Using digital logic and a few multiplexers, I've multiplexed the entirety of PORTA, using PA0:6 for address and PA7 as the input. Therefore, I can have a maximum of 128 inputs from just a single PORT.

Now, since the user will be operating the system via a computer (using RS232), it'll be possible to add or remove sensors, so the system must keep track of which addresses are free to add sensors and which addresses to read from.

I was thinking of using a 128 bit boolean array as flags to indicate if there is a sensor at a certain address.

While C doesn't have native support for single bit variables, it is possible to use bitfields to pack together up to 8 "bool variables" into a single unsigned char.

So, I've created the following struct:

typedef struct bool_s{
      uint8_t bit1:1;

Then, I created a array of type bool_t with a size of 128, hoping that everything would be nicely packed together, but sizeof() tells me that the array size is 128 bytes instead of the 16 bytes I was expecting.

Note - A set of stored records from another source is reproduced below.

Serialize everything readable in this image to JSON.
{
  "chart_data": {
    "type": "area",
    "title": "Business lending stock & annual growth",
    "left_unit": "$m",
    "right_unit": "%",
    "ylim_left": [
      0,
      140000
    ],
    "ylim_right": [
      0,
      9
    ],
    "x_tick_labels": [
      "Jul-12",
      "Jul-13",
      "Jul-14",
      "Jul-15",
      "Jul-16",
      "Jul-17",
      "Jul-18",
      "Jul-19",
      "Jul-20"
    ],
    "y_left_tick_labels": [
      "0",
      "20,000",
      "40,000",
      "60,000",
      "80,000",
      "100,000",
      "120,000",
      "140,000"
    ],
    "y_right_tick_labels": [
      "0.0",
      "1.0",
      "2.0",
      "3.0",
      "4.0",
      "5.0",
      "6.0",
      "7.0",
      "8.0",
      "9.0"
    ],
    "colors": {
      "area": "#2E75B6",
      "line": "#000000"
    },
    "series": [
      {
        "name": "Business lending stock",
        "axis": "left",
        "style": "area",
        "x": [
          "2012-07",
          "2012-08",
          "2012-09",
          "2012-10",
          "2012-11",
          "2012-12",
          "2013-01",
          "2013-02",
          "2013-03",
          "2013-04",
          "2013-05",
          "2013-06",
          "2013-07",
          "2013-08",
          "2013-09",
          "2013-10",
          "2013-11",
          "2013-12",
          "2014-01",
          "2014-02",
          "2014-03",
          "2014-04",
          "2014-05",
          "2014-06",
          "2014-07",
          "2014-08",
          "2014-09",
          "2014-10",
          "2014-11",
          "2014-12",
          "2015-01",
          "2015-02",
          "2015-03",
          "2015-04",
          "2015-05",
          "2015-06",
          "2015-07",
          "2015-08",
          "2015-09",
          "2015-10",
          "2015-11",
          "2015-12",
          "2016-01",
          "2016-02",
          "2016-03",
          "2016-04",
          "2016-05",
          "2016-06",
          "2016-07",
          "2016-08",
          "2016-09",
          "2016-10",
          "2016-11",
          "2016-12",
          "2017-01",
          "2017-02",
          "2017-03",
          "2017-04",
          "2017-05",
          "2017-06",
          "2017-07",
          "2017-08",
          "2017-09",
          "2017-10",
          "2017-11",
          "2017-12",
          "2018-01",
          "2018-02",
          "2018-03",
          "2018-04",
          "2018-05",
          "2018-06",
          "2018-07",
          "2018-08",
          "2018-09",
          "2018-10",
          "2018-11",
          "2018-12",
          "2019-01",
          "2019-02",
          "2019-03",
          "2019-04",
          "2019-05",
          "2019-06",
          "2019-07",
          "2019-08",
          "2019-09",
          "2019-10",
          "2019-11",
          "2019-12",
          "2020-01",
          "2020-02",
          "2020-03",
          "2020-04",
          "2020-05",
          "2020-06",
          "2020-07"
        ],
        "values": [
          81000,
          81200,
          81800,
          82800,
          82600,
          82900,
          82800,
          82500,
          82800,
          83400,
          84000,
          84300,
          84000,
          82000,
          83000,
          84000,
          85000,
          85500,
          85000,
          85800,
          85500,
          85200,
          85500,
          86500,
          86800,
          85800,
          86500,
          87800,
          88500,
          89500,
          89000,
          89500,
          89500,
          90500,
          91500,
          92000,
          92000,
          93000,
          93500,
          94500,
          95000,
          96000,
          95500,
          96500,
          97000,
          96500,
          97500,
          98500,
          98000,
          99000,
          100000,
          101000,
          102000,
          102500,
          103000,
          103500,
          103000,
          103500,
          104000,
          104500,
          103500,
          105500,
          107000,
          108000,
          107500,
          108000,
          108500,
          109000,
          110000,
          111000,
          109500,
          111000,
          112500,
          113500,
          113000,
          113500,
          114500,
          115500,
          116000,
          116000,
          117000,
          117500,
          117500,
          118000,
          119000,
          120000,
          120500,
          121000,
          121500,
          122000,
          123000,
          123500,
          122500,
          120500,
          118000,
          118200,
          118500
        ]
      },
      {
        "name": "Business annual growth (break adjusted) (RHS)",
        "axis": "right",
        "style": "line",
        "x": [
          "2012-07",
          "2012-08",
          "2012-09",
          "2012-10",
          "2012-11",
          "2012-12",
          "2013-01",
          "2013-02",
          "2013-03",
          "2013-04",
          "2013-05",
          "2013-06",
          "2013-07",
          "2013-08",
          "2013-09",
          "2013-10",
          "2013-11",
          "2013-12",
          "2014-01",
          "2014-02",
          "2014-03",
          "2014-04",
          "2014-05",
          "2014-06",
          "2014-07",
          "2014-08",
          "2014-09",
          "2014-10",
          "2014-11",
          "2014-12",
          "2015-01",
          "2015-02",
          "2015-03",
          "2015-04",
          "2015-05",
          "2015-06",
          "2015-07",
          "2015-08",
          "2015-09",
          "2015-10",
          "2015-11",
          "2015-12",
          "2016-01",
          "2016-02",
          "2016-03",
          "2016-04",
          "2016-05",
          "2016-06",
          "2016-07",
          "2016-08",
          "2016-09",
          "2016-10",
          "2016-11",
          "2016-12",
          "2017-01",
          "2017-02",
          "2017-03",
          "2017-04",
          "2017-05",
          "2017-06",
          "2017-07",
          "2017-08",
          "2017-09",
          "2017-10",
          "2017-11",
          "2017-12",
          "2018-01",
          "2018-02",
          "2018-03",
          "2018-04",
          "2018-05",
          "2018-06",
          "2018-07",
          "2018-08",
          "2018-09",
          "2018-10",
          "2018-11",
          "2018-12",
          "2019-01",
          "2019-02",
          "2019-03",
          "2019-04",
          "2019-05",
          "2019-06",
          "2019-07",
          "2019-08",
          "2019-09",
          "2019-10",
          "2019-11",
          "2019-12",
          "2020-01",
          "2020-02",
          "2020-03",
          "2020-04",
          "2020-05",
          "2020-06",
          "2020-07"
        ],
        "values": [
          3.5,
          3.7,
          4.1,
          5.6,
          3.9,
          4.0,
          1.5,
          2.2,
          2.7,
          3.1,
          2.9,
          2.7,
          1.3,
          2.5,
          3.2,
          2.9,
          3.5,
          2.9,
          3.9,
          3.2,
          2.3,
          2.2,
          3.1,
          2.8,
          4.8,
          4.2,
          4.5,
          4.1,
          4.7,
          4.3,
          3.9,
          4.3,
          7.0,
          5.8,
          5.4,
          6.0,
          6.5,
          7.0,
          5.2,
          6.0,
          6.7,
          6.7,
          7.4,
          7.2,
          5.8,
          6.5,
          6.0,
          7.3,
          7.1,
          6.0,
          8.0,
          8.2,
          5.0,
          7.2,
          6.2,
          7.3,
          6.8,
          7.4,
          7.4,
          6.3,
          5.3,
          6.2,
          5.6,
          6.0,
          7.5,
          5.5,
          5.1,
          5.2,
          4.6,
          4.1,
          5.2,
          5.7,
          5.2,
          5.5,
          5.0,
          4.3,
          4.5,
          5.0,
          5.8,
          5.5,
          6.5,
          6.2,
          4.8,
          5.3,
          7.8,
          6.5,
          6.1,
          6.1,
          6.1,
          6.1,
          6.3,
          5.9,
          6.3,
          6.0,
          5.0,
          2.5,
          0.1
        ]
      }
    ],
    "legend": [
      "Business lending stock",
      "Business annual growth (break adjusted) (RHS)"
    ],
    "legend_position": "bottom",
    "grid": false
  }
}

Technically, I could create a single struct with 128 1 bit variables:

typedef struct Flag_s{
      uint8_t F1:1;
      uint8_t F2:1;
      uint8_t F3:1;
      uint8_t F128:1;

The problem with this approach is that while it does reduce memory usage, it's not very practical to use and it occupies way too much real estate in the code.

Is there any easy way to create a huge amount of flags or am I asking for too much? I mean, it's not like saving 112 bytes is going to make a big difference when you have 2K available, but what if I needed even more flags?

Best Answer

Bit fields don't work like that. Cventu's answer shows a correct way to use them, but in this case, I recommend avoiding them altogether.

Instead, create an array of 8-bit values and use shifting and masking to access it:

uint8_t flags[16];

//Initialize the flags
void init_flags(void)
    for (i = 0; i < 16; i++)
        flags[i] = 0x00;

//Set one flag based on the address
void set_flag(uint8_t address)
    flags[address/8] |= 0x1 << (address % 8);

//Clear one flag based on the address
void clear_flag(uint8_t address)
    flags[address/8] &= ~(0x1 << (address % 8));

//Check whether a flag is set
bool get_flag_state(uint8_t address)
    return (flags[address/8] & (0x1 << (address % 0x8))) != 0x00;

This is probably what the compiler will do with bit field accesses anyway, and it's easier to work with. Some optimizers are bad at optimizing bit fields, so the compiler might even do worse. All compilers I've seen turn division and modulus by a constant power of two into right-shift and AND instructions. You can use those operations directly if you're feeling paranoid:

flags[address>>3] |= 0x1 << (address & 0x7);

Bit fields are more like structures than arrays. In my experience, they're only useful for things that have names, like register fields.